Paper Accepted in IEEE Transactions on AgriFood Electronics: A Fast Path-Planning Method for Continuous Harvesting of Table-Top Grown Strawberries
We are delighted to share that our paper, “A Fast Path-Planning Method for Continuous Harvesting of Table-Top Grown Strawberries,” has been accepted by the prestigious journal IEEE Transactions on AgriFood Electronics.
This work was primarily conducted by Mr. Yang Chen, our former Master’s student, with the conceptual foundation proposed by Dr. Ya Xiong.
Abstract Highlights:
Traditional collision-free path-planning algorithms, such as RRT and A*, often fall short in the context of efficient, continuous fruit harvesting due to their low search efficiency and excessive redundant points. To address this limitation, our research introduces the Interactive Local Minima Search Algorithm (ILMSA), a novel, fast path-planning method designed specifically for the continuous harvesting of table-top grown strawberries.
Key Features of ILMSA:
- Interactive Node Expansion Strategy: Iteratively refines collision-free path segments using local minima points.

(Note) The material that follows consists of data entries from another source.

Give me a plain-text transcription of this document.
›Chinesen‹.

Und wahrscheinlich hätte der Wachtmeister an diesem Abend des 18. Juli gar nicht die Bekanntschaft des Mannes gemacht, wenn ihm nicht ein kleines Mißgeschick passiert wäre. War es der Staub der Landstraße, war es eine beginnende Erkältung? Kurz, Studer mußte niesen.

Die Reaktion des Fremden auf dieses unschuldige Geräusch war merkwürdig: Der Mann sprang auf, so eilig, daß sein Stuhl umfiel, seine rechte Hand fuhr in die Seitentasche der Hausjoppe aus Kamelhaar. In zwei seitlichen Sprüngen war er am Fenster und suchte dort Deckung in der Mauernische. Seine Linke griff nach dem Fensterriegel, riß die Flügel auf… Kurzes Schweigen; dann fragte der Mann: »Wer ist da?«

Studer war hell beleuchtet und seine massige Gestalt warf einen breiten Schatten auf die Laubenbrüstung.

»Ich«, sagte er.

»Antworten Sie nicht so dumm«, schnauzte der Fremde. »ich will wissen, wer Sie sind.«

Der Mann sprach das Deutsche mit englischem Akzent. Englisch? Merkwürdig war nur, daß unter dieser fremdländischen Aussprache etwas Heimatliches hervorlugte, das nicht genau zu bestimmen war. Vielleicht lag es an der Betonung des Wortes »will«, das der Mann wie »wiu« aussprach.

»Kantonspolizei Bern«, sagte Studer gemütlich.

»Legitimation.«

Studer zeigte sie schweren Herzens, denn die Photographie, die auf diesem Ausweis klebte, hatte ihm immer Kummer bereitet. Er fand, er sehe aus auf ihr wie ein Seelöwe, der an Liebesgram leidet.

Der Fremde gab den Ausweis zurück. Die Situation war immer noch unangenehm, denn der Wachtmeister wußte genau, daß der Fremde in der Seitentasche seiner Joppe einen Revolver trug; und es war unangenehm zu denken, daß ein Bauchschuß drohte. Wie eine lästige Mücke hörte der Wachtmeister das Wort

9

- 3D Path Optimization: Projects the 3D environment onto multiple 2D planes for optimal path generation, followed by smoothing 3D path segments.
Results:
Simulations:
ILMSA outperformed existing methods, achieving:
- 21.5% shorter path length and 97.1% faster planning time compared to 3D-RRT.
- 36.7% shorter paths and 97.8% faster planning time compared to the QAPF method in 3D environments.
Field Tests:
ILMSA demonstrated superior performance in real-world scenarios, achieving:
- 58% faster planning and execution times
- 69% shorter average path lengths compared to the LPS algorithm.
Conclusion:
This approach showcases the potential of ILMSA to enhance the efficiency and precision of continuous fruit harvesting.
We are proud of this achievement and extend our gratitude to all authors and collaborators involved in this research.